We need to be more intelligent about how we choose txns to speculatively execute. We should use the Markov models to avoid txns that are are likely to abort (since we have to stop specexec if that txn changed something so that we can roll it back).

We can also try to get crafty and schedule txns based on semantic similarities. For example, since we have the schema tree and we know the ancestors through foreign keys, we can choose txns that access the same "group" in the tree. For example, in the TPC-C benchmark, we can have the SpecExecScheduler prefer txns that access the same district/warehouse.

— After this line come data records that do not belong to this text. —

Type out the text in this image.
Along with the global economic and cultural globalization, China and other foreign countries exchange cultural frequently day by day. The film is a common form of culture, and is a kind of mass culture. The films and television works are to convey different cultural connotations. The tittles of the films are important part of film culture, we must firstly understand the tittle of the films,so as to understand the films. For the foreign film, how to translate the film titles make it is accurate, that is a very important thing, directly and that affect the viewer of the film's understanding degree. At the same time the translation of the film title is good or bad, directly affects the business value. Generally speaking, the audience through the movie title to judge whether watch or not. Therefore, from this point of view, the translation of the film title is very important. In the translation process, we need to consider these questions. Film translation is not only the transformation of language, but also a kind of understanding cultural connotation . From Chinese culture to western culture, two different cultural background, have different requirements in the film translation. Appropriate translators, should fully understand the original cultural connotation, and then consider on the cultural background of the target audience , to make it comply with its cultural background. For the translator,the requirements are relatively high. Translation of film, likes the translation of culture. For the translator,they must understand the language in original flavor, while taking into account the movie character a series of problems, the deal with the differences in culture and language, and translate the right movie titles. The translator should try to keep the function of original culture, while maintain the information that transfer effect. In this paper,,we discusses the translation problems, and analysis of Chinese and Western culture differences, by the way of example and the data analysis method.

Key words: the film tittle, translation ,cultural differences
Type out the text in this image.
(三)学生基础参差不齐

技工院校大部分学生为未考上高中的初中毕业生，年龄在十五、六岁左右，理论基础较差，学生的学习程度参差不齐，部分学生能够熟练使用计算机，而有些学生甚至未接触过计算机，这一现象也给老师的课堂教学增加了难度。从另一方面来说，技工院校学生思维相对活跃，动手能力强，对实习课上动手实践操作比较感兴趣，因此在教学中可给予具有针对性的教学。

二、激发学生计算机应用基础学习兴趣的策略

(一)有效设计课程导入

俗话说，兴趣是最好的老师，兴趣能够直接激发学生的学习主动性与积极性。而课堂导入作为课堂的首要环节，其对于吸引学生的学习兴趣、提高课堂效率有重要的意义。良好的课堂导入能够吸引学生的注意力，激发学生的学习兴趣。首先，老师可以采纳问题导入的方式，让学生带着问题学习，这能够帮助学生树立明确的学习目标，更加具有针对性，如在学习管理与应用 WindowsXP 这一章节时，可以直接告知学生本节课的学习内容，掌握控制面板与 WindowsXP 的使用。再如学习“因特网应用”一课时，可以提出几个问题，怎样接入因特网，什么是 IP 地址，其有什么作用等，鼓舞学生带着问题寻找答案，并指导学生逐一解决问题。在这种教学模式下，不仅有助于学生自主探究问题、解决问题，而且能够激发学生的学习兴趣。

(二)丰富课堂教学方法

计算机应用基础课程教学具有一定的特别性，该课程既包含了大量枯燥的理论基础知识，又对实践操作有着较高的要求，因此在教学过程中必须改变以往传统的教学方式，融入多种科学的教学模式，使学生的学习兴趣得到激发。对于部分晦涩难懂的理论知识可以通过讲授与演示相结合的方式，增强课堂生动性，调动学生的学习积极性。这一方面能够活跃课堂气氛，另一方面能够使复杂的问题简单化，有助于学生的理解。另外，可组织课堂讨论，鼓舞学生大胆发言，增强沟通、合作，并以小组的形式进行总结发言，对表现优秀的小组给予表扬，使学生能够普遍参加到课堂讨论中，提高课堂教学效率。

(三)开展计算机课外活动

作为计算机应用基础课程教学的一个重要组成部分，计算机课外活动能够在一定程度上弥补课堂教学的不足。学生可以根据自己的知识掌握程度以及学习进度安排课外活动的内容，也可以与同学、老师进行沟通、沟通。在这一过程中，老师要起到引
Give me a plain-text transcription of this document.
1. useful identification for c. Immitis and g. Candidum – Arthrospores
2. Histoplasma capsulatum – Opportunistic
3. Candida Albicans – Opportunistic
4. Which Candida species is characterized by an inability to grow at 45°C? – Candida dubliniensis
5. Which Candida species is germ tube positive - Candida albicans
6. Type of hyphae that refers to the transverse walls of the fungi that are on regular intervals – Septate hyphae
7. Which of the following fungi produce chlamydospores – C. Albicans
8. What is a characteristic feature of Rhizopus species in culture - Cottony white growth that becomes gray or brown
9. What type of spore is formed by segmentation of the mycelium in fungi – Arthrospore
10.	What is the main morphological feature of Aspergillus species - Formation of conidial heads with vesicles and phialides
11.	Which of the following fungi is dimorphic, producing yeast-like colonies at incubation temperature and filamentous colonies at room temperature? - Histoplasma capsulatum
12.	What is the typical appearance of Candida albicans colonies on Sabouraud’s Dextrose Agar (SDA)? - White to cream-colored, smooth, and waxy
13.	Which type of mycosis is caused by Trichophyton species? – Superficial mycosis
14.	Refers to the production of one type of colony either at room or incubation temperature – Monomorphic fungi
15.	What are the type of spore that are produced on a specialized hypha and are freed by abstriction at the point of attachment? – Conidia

apavlo commented 12 years ago

Here are the next steps:

Profile the database performance when using the Markov models. We need to know whether things have gotten better or worse since we have changed some much of the internal infrastructure after the VLDB paper.
Measure the performance when allowing us to specexec txns while the distributed txn is still running versus not doing that.
Run a single partition site and figure out whether there is a lot of jitter in the throughput when running voter. We can use modis for this.
Measure performance with the command logger enabled. We just need to verify that this is still not a bottleneck.
See whether we can remove the two synchronized blocks in the ClientInterface.